4. Promising that government regulation can make things cheaper: The flip side of Gruber’s comment about America’s relative lack of concern for the uninsured was his contention that most people really only cared about Obama’s ridiculous promise that he’d “bend the cost curve down” and save everyone in America at least $2500 on their annual insurance costs.  We’re hearing another variation on this scam in Obama’s Net Neutrality promise that the government can hyper-regulate a discount on Internet access.  When will the American people learn that regulatory power never makes things cheaper, not the way politicians promise, and not without some very unpleasant “unforeseen consequences?”  Market forces bring healthy price reductions from competition and increased supply.  Every political promise to legislate lower prices is a con.

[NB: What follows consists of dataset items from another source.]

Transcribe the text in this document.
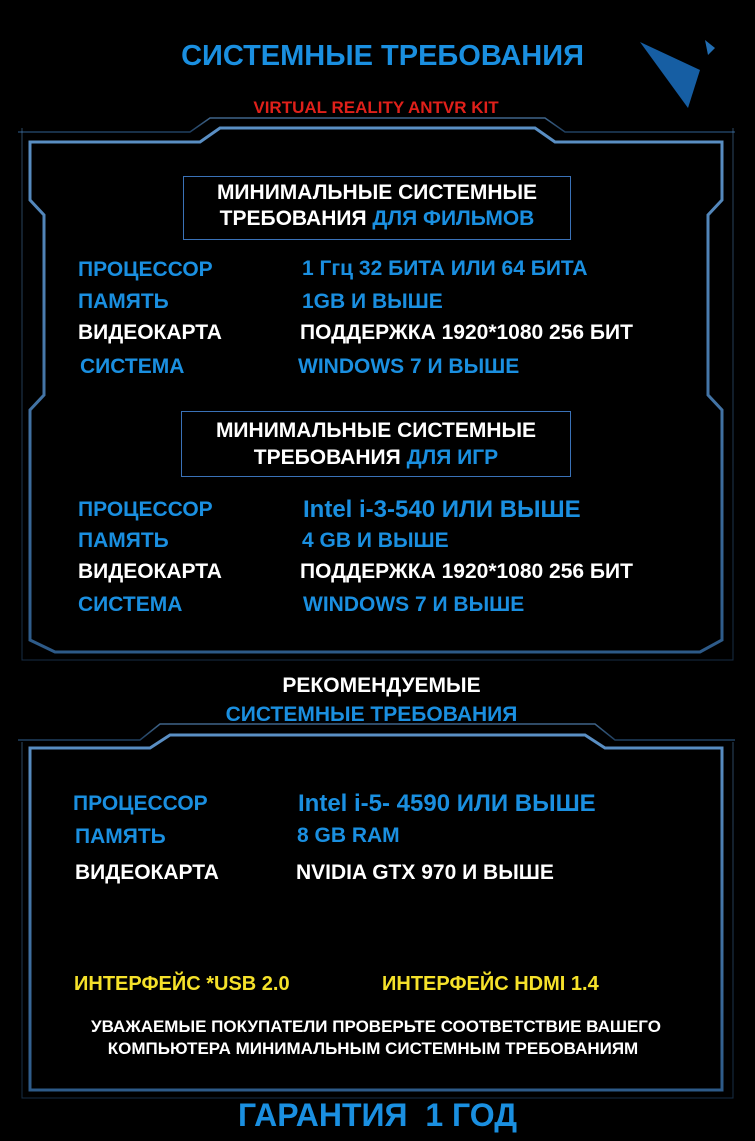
СИСТЕМНЫЕ ТРЕБОВАНИЯ
VIRTUAL REALITY ANTVR KIT
МИНИМАЛЬНЫЕ СИСТЕМНЫЕ
ТРЕБОВАНИЯ ДЛЯ ФИЛЬМОВ
ПРОЦЕССОР	1 Ггц 32 БИТА ИЛИ 64 БИТА
ПАМЯТЬ	1GB И ВЫШЕ
ВИДЕОКАРТА	ПОДДЕРЖКА 1920*1080 256 БИТ
СИСТЕМА	WINDOWS 7 И ВЫШЕ
МИНИМАЛЬНЫЕ СИСТЕМНЫЕ
ТРЕБОВАНИЯ ДЛЯ ИГР
ПРОЦЕССОР	Intel i-3-540 ИЛИ ВЫШЕ
ПАМЯТЬ	4 GB И ВЫШЕ
ВИДЕОКАРТА	ПОДДЕРЖКА 1920*1080 256 БИТ
СИСТЕМА	WINDOWS 7 И ВЫШЕ
РЕКОМЕНДУЕМЫЕ
СИСТЕМНЫЕ ТРЕБОВАНИЯ
ПРОЦЕССОР	Intel i-5- 4590 ИЛИ ВЫШЕ
ПАМЯТЬ	8 GB RAM
ВИДЕОКАРТА	NVIDIA GTX 970 И ВЫШЕ
ИНТЕРФЕЙС *USB 2.0	ИНТЕРФЕЙС HDMI 1.4
УВАЖАЕМЫЕ ПОКУПАТЕЛИ ПРОВЕРЬТЕ СООТВЕТСТВИЕ ВАШЕГО
КОМПЬЮТЕРА МИНИМАЛЬНЫМ СИСТЕМНЫМ ТРЕБОВАНИЯМ
ГАРАНТИЯ  1 ГОД
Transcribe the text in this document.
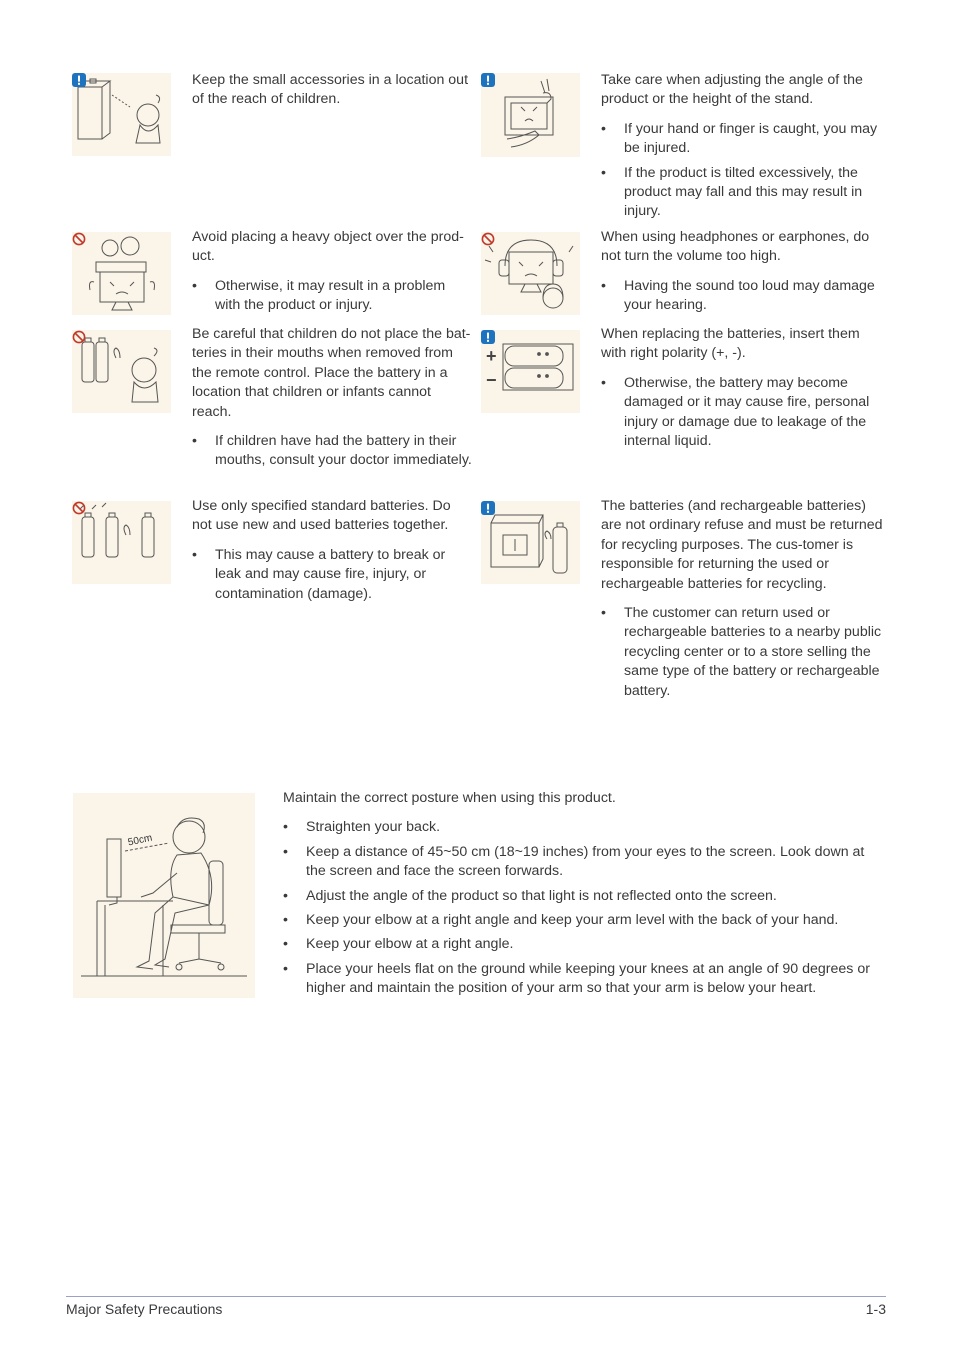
Keep the small accessories in a location out of the reach of children.

Take care when adjusting the angle of the product or the height of the stand.

• If your hand or finger is caught, you may be injured.
• If the product is tilted excessively, the product may fall and this may result in injury.

Avoid placing a heavy object over the prod-uct.

• Otherwise, it may result in a problem with the product or injury.

When using headphones or earphones, do not turn the volume too high.

• Having the sound too loud may damage your hearing.

Be careful that children do not place the bat-teries in their mouths when removed from the remote control. Place the battery in a location that children or infants cannot reach.

• If children have had the battery in their mouths, consult your doctor immediately.
+
−

When replacing the batteries, insert them with right polarity (+, -).

• Otherwise, the battery may become damaged or it may cause fire, personal injury or damage due to leakage of the internal liquid.

Use only specified standard batteries. Do not use new and used batteries together.

• This may cause a battery to break or leak and may cause fire, injury, or contamination (damage).

The batteries (and rechargeable batteries) are not ordinary refuse and must be returned for recycling purposes. The cus-tomer is responsible for returning the used or rechargeable batteries for recycling.

• The customer can return used or rechargeable batteries to a nearby public recycling center or to a store selling the same type of the battery or rechargeable battery.
50cm

Maintain the correct posture when using this product.

• Straighten your back.
• Keep a distance of 45~50 cm (18~19 inches) from your eyes to the screen. Look down at the screen and face the screen forwards.
• Adjust the angle of the product so that light is not reflected onto the screen.
• Keep your elbow at a right angle and keep your arm level with the back of your hand.
• Keep your elbow at a right angle.
• Place your heels flat on the ground while keeping your knees at an angle of 90 degrees or higher and maintain the position of your arm so that your arm is below your heart.
Major Safety Precautions	1-3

5. Using Treasury money to paper over failure: Gruber saluted Ted Kennedy and “smart people in Massachusetts” for their cunning in devising “a way to rip off the feds for about $400 million a year” to cover the cost of Romneycare.  This illustrates the importance of keeping the federal government small and poor, so that state governments cannot raid the Treasury and force residents of the other 49 states to pay for their folly.  As long as the federal government is huge, poorly budgeted, and allowed to spend money it doesn’t have, every state-level left-wing disaster artist knows that Uncle Sugar will be there to bail him out.  This explains a lot of the destructive policies passed years ago, which left their states teetering on the edge of bankruptcy today.  The federal government is the engine of deficit spending.  Deficit spending is theft, and to a large extent, it’s theft from children.  Do not allow states to concoct schemes that can be bailed out by Washington, and don’t let Washington loot the taxpayers of tomorrow to build a cash cushion for today’s follies.